Digital Coverage in a Digital World

by Thomas Burks last modified Apr 04, 2012 10:53 AM

Name(s)
Thomas Burks
Location
Birmingham, AL USA
Age
26
Profession
Cinematographer

Video Proposal

We have a small production company in Birmingham, Alabama. I was hired on a year ago to do film and commercials for them as they expand into advertising and video coverage of events. We only have about three employees including myself, working out of our homes. We recently acquired a space to open a studio and retail location downtown where we live. We use Facebook, blogs, and viral marketing all the time to get our name out there. Our account executive is constantly monitoring our Facebook for client orders and bookings. We are beginning to use twitter to provide information more fluidly to people. We believe this might be a year of growth for our small company, as we are able to provide better quality content. We're fully digital, constantly updating our websites and blogs, and I believe we would be able to tell a great digital story. We submit numerous small films and skits, we cover awesome concerts, and rely so heavily on the digital world to show our content. This will be the gist of our video.

Video Genre
Film

 

Interview

What do you understand by the term Digital Native? Do you consider yourself one?
The term digital native, I understand, is any person living a lifestyle dominated by technology. It is a facet in their day to day lives and a staple in
their structure and organization. I do consider myself a digital native; I spend more time a day dealing with technology than not. I don't think your background could have anything to do with someone's status as a digital native, unless their location and situation would keep them from accessing it. But the beauty of the internet and our way of life is that the world is much smaller today. Our window to the world is becoming a doorway.

There is a perception that a digital native is typical of a young, American geek who’s plugged in to his devices 24x7 and apathetic to social causes. You agree?
I agree that this perception exists. Most people's first thought about my country (U.S.) when you think of a techie or a social media addict is a hipster in a coffee shop with an indie band and a hemp beanie. But this is only in my country; I see people of all cultures and creeds flourishing with technology all the time, involved with causes and doing their bit for society, whether they come from America or other countries.

Can digital natives from developing nations create an impact with digital activism?
Absolutely! Take the Kony 2012 campaign. Although it ended badly for the director, it caused a major buzz in less than a week. It's only a matter of time before pop culture takes a hold of it and we see it in major media like sitcoms and cartoons. I try to stay involved with film making endeavors going on around my town through Facebook and Twitter. I did a digital ad for "Operation Warm", a charity that provides coats to children in need.

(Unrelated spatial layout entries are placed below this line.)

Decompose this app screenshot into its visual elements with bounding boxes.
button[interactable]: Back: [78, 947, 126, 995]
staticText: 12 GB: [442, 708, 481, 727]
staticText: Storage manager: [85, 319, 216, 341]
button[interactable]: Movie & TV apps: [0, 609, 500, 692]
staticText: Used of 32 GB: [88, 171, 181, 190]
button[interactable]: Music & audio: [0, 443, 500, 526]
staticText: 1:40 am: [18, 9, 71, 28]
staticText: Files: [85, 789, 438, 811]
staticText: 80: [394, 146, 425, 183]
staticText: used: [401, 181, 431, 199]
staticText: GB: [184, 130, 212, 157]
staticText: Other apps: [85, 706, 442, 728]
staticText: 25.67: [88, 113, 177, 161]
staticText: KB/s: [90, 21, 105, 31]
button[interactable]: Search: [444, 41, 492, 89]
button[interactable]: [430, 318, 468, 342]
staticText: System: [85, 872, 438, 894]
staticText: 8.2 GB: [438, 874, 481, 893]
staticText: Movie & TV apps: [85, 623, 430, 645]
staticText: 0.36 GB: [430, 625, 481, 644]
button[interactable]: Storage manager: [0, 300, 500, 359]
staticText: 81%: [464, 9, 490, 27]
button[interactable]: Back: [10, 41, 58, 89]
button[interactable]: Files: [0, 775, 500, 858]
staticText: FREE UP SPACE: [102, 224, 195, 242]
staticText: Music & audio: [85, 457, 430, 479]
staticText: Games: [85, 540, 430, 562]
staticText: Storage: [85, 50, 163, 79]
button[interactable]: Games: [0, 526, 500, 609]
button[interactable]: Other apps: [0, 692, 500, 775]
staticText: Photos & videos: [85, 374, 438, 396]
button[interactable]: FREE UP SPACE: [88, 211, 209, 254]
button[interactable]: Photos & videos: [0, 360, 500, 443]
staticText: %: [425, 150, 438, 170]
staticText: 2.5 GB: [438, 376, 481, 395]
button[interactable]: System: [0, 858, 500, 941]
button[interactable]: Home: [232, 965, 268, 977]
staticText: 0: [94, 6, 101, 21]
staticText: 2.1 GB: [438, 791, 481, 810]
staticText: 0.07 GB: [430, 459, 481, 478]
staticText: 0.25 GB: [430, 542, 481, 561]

Activism has changed in the last decade. How effective are online campaigns in raising awareness about an issue vis-à-vis onsite deployment?
I think it's much more effective than it was five years ago, and seems to still be growing, especially where the younger generation is involved. The only drawback to the effectiveness of digital activism is that it discourages educating yourself about an issue in its entirety. Once again, take Kony2012, so many people took it at face value. But it raised ire with many due to the Foundation's shaky background and vague details. It's easy to get your message to the masses, but it's also easy to not see the whole picture.

Are digital natives taking the easy way out by what critics say is ‘slacktivism’: tweeting, linking and liking about grave social issues?
Unfortunately, yes I think so. Some get so wrapped up in "getting their message out" that they don't remember to ACT. You'll affect more lives out there on the street, than you ever will behind a computer. You have to find balance in the two.

A recent example of digital native activism is the Get Kony video campaign. What are your thoughts on the criticism it received?
I honestly thought the video was well edited and shot, and delivered a message strongly. But further digging led to details that were not so noble about the Invisible Children’s organization; the possibility that Joseph Kony has not been heard from in years and may be dead. It's just important to step back and say, "Okay, they seem to have a strong argument here, but what if..."

Are we seeing a trend where digital natives are more involved with local causes than with global issues?
It's just easier for most people to tackle things close to home, and that's okay. Imagine if EVERYONE focused on their own community and well being, everyone would be better off. That's no reason to try and help someone who's far away, but you can do more good in person than you can do over the internet. It's good to incorporate it into your strategy, but remember it's you actions that count.

Your thoughts on Citizen Action and the use of ICT
I think we're going through a transition, people are learning more and more through the internet, and have access to such powerful tools. It's going to be a renaissance of knowledge and creativity. I have learned more technical details for my trade off the internet in a year, than I have during my time in school. It's an exciting time to be alive.